# Should I go on youtube?



## Strength (Aug 12, 2006)

I'm a big user of youtube...and finally today I recorded myself on webcam and I realize watching it that I could easily become a "star" on that site. It's amazing how charismatic I can be when I really just put my personality all out there. I look at the most subscribed members on there and I have no doubt I could make it onto the top 30 list by 2007. There are a couple reasons holding me back. One was what would people think about me? Would people who knew me back in the day look at my videos where I'm acting all weird and make fun of me? Probably, but the more I think about it, the more I don't really care. I mean we have one life to live, let them hate. At worst, I could just disallow comments, but I don't want to do that because that sort of gives them too much power.
The other reason is it's sort of a commitment. Although it's fun to make videos where I'm just goofing off a bit, I don't really know if it's a good use of my time. Do you guys know if those popular users on youtube get anything out of it, like money or networking? I don't want to do it as just a hobby.


----------



## daaaaave (Jan 1, 2007)

Some of the top youtubers are going to be getting paid I heard, but that is only the very top. It's hard to get up there. Even if you are good, you have to be able to market yourself correctly. Also it is time consuming. I am on there now with a show, but I made one episode and I have been lax about making the 2nd one. People like to see videos at least once a week.


----------



## coldmorning (Jul 4, 2007)

You almost have to allow comments to be popular. That's actually a big part of the experience. Try to think of a really popular blogger on youtube who doesn't allow comments...there are none. You will also inevitably get lots of hateful comments if you are popular...regardless of how good or bad you may be. Don't let it bother you...they're mostly people who just like to attack anyone popular.

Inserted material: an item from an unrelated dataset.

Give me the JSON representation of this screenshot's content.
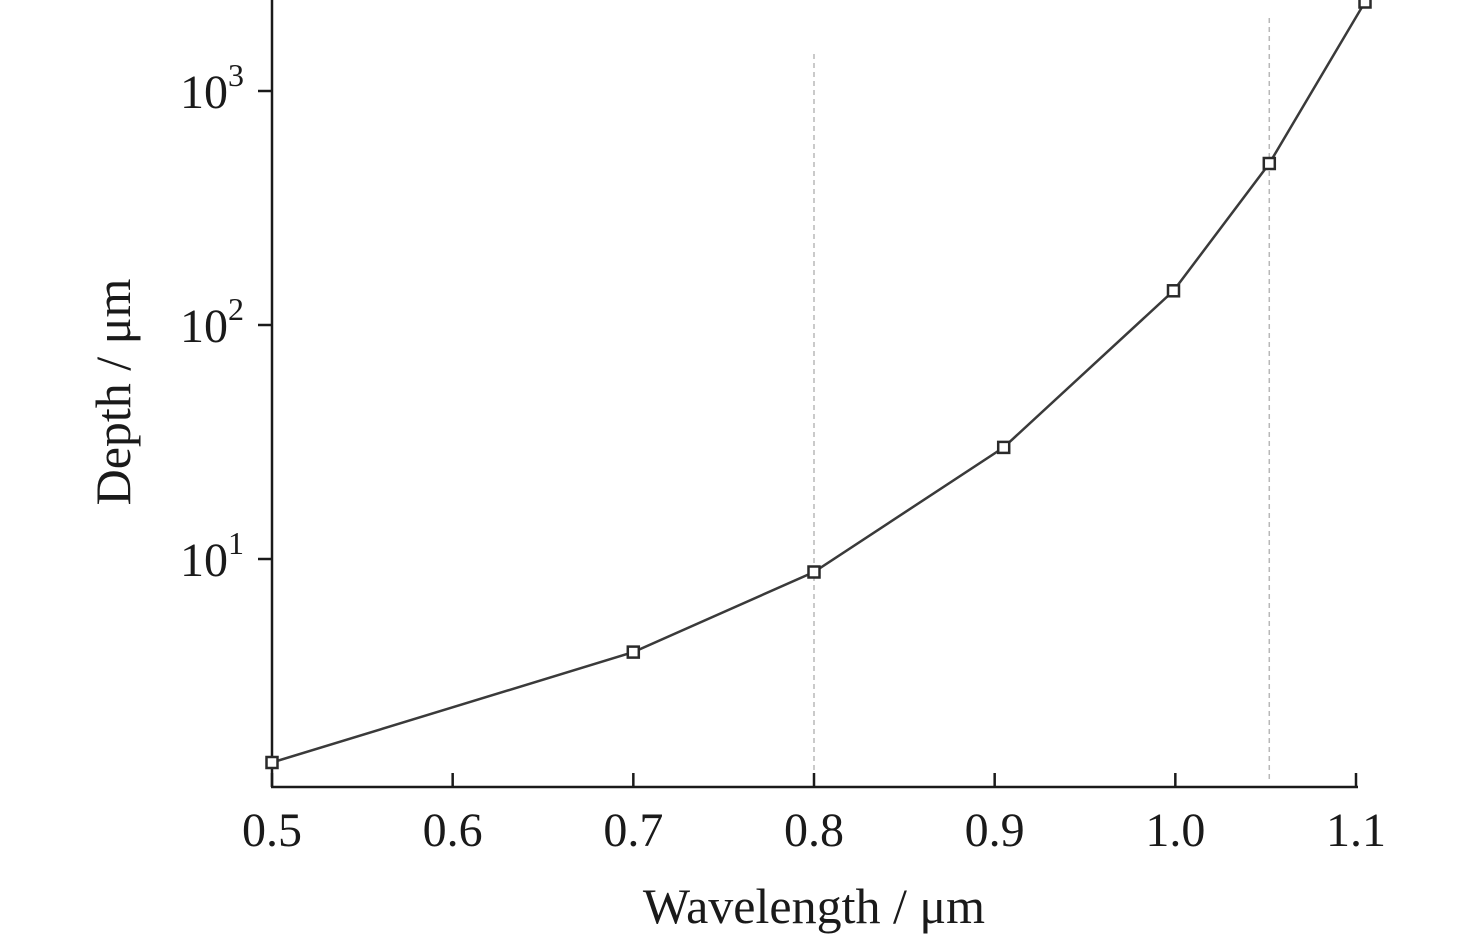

Some of them do get paid. A few of the bloggers are scripted. Many of the popular ones also get free products...there is a ton of product placements going on, on youtube. That's the main way (currently) that revenue is generated on there. Once again, think of some of the popular ones and ask yourself if you notice any products clearly being used on their videos.


----------



## Strength (Aug 12, 2006)

hi dave, thanks for the tips...you should put up more vids then! how do the top members get paid? Yeah I figured it would need to be a commitment...and this last week I've been toying with some editing and graphics software too.

coldmorning: yeah that's a good point, every popular member has lots of comments and haters. I think it will be a good test of my character to see it not affect me. But it would be kind of a life-long decision...everywhere I go, there could be someone recognizing me or whispering about me "ohh I've seen that guy on youtube, I hate him he's so annoying" lol...bumping into people was one of the worst things for me when I had SA. Which of the bloggers are scripted? I know Daxflme is acting as well as a couple others. And can you give an example of product placement? I can't think of any off the top of my head. That would be pretty funny if out of nowhere someone starts drinking a brand name pop.


----------



## coldmorning (Jul 4, 2007)

....


----------



## Overcome (Aug 11, 2007)

I'd love to see your videos. I think it's a great idea.


----------



## Strength (Aug 12, 2006)

thanks overcome

coldmorning, I read your post before...but you deleted it now?!


----------



## coldmorning (Jul 4, 2007)

Oooh, you noticed. I felt like I was spamming so I decided to delete the post after a couple days. If you want youtube links to any of the products I mentioned, let me know and I'll post a link. In honesty, I can't say for sure that they are all intentional product placements anyway.


----------



## Strength (Aug 12, 2006)

wow I just watched this popular videoblog from a girl in Japan and half way through the video she literally pulls out these snacks and starts eating it and tells people how much she likes it. Before, I would have been naive enough to think she was just randomly doing that because it sort of fit with her quirky personality of doing/saying random things, but it's so obvious it was paid. I wonder how much these people make.


----------



## I'mgonnamakeit (Nov 5, 2005)

Well if find out more details, please, let us now.


----------



## Strength (Aug 12, 2006)

I've learned that there is a "partners" program where if you get lots of hits, then you share in the advertising revenue with youtube. However, from what I've heard on a couple of popular v-bloggers, it's not really enough money in itself to sustain an income. Most of them still have jobs outside of youtube, and they are using it more as a launching pad.


----------



## ghostgurl (Sep 20, 2004)

I've wondered for sometime if I should put something up on youtube too. I could do it now since I have a webcam. Still I'm a bit paranoid of actually showing myself to the world. I'm not sure if they would be ready to see me. :roll I also would be afraid it would invite people to come find me and stalk me. Still good luck if you decide to do it.


----------